This voyage map represents a voyage of Connecticut Indian mariner, Amos Washington George, on the 1862-1863 voyage of the ship Electra, and a few months of the voyage of the bark Nile (coming soon!). In August 1862, in the midst of the Civil War, the ship Electra under the command of Captain Oliver Sisson departed New London “bound for a whaling voyage.”

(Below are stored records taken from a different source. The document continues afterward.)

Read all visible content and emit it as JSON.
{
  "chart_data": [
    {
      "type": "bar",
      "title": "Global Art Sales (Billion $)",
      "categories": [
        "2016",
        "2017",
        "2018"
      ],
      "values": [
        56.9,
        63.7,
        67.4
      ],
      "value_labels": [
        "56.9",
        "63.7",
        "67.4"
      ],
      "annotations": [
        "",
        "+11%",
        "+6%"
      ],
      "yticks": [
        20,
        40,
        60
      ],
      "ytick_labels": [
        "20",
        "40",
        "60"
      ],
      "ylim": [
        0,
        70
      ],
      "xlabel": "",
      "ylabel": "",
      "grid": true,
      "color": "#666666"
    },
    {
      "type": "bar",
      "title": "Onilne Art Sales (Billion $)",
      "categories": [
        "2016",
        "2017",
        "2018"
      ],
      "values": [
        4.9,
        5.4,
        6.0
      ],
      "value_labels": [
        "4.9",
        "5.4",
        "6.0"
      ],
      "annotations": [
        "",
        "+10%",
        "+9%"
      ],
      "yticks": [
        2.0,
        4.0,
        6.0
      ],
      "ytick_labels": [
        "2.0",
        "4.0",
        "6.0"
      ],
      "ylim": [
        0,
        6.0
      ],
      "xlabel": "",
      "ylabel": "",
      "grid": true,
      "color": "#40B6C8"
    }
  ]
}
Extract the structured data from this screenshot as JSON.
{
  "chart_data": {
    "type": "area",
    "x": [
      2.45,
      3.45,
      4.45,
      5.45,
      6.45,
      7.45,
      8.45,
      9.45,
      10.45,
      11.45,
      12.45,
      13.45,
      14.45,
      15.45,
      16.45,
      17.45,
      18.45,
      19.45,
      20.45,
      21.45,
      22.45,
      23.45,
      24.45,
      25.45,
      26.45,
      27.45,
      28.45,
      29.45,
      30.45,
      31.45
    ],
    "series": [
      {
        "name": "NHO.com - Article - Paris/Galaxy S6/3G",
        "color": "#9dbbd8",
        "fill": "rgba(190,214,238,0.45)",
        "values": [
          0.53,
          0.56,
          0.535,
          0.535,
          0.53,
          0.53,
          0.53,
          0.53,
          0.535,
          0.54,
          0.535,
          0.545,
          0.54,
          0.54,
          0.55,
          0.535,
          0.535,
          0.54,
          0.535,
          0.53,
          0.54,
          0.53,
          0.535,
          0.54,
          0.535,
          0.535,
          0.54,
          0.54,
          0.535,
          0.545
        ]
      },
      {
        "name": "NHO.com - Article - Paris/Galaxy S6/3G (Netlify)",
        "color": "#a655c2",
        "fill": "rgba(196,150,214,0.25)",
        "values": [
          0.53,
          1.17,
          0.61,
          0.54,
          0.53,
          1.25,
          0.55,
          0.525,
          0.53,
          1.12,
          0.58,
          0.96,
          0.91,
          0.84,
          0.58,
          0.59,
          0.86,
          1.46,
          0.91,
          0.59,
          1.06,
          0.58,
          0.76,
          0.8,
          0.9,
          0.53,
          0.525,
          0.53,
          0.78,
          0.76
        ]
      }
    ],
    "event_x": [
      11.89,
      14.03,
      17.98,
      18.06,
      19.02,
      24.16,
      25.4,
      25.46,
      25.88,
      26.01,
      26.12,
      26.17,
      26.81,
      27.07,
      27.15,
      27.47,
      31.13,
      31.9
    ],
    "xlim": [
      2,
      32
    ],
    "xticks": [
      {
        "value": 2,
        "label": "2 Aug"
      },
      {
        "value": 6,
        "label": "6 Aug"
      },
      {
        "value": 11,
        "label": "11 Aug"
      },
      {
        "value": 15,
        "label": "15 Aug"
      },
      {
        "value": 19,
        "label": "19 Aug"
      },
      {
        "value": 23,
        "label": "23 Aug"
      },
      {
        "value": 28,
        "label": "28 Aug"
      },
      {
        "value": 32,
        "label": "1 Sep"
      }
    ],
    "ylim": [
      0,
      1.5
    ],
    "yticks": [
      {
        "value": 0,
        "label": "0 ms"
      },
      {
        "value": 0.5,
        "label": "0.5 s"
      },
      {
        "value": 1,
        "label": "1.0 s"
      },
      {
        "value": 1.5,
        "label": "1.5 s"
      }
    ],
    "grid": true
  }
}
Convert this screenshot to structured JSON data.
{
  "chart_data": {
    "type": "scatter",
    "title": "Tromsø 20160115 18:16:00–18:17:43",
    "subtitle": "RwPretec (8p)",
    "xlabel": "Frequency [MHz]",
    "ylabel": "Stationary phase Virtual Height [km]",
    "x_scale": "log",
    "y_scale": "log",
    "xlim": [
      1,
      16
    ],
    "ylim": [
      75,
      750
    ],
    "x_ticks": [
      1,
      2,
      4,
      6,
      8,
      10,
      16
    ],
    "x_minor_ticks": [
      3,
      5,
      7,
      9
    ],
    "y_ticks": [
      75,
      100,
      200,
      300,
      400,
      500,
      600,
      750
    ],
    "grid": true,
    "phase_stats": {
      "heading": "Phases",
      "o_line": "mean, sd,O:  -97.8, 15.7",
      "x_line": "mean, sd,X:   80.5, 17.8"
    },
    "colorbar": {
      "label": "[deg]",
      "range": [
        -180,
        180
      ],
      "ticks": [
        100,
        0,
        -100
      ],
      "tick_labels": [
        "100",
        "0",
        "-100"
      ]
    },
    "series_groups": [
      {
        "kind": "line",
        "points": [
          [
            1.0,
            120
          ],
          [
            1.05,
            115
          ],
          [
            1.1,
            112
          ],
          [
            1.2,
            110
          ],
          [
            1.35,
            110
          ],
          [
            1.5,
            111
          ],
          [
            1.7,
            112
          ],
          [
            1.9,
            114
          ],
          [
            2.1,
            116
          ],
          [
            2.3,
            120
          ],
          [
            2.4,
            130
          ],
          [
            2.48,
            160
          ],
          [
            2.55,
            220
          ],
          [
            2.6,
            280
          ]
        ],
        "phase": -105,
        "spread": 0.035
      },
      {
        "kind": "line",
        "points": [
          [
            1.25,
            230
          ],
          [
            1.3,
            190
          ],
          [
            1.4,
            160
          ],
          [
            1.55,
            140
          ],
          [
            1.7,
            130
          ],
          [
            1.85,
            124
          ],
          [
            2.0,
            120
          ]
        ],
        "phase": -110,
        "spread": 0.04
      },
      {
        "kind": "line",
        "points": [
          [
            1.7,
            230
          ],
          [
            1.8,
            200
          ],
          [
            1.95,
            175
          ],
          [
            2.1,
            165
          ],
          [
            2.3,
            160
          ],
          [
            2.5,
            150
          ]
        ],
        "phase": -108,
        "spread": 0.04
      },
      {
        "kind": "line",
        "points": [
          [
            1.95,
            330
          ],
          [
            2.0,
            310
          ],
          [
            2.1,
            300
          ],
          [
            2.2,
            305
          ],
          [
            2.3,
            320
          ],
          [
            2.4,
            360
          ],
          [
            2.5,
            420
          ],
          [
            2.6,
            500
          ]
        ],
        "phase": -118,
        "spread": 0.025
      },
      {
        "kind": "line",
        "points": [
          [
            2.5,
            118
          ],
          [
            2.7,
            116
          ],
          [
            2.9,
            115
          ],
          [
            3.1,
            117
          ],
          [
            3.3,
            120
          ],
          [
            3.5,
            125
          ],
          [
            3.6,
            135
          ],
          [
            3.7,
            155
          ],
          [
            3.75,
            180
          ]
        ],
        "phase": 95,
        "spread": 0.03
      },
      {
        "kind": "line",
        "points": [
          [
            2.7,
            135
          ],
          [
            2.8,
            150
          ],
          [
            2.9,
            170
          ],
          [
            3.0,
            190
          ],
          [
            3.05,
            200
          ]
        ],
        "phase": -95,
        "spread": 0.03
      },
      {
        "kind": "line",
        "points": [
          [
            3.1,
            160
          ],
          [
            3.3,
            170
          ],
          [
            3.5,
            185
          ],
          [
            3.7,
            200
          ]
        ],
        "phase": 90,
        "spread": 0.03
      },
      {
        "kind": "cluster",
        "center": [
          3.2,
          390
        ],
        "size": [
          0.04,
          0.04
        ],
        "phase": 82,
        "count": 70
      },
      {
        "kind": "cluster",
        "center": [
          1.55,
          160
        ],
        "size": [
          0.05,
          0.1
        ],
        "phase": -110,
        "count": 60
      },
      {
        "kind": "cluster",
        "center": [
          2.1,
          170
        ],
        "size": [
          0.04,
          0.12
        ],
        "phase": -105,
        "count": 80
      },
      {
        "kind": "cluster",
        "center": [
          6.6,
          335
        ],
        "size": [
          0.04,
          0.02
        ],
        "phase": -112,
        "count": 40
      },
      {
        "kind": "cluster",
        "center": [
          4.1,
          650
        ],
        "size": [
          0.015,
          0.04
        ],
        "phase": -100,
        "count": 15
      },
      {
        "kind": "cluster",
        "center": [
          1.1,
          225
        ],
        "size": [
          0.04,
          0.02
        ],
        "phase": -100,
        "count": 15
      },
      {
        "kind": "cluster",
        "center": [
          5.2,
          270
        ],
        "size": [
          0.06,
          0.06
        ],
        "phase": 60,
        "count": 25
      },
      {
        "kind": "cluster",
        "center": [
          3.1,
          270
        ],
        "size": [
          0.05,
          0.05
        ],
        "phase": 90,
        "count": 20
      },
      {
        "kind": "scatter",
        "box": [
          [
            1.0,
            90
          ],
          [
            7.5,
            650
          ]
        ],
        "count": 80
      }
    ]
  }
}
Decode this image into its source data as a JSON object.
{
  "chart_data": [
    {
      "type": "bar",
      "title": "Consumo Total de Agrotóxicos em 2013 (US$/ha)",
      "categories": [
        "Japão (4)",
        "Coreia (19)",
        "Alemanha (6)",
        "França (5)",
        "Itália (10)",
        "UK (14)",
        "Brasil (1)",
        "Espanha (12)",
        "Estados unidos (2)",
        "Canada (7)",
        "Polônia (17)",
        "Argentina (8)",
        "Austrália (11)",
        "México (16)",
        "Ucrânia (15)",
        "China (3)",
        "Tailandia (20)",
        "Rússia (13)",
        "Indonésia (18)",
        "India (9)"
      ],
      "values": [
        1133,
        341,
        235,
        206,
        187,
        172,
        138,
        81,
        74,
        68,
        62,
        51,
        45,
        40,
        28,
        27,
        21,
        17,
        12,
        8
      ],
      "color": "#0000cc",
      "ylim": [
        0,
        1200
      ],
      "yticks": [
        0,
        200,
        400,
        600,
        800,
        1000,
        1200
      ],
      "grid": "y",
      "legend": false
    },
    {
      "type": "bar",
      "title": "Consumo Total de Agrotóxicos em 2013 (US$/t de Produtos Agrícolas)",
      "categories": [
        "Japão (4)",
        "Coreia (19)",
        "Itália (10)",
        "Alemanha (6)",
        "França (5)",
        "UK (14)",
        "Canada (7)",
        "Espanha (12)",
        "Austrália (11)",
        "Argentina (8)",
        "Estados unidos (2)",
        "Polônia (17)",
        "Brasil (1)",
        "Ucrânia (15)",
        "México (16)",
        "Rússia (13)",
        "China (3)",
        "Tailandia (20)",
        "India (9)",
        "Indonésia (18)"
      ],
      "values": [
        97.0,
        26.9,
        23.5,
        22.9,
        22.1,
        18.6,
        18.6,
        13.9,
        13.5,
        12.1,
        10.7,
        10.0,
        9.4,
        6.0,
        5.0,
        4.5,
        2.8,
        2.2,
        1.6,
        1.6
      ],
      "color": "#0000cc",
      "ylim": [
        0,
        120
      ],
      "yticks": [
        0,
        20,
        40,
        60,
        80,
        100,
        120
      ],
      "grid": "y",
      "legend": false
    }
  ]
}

Its destination was not noted in the crew list collected by the custom’s official, but this map reveals a voyage track that took it across the Atlantic, where they participated in some opportunistic hunting in the south Atlantic, then to the Indian, and Pacific Oceans in search of whales along the southern coast of Alaska. They later stopped to resupply in Doubtless Bay, New Zealand and Honolulu, Hawaii. There, the Electra gammed and sailed in consort with another New London vessel, bark Nile (pictured). For six weeks, they sailed west skirting the Aleutian Islands but on July 11, 1863, “hevy Squals” pushed her too close to the islands where she “struck a rock,” took on water, and eventually sank. The crew salvaged what they could from the wreck and the next day boarded the Nile which was bound north through the Bering Straits and into the Chukchi Sea to hunt bowhead and gray whales. By mid August, the Nile began its voyage south to Point Hope, Alaska and then to Honolulu.
In a larger sense, this voyage represents the whalefishery in decline. By this time, the fishery had shifted towards whale populations in polar regions.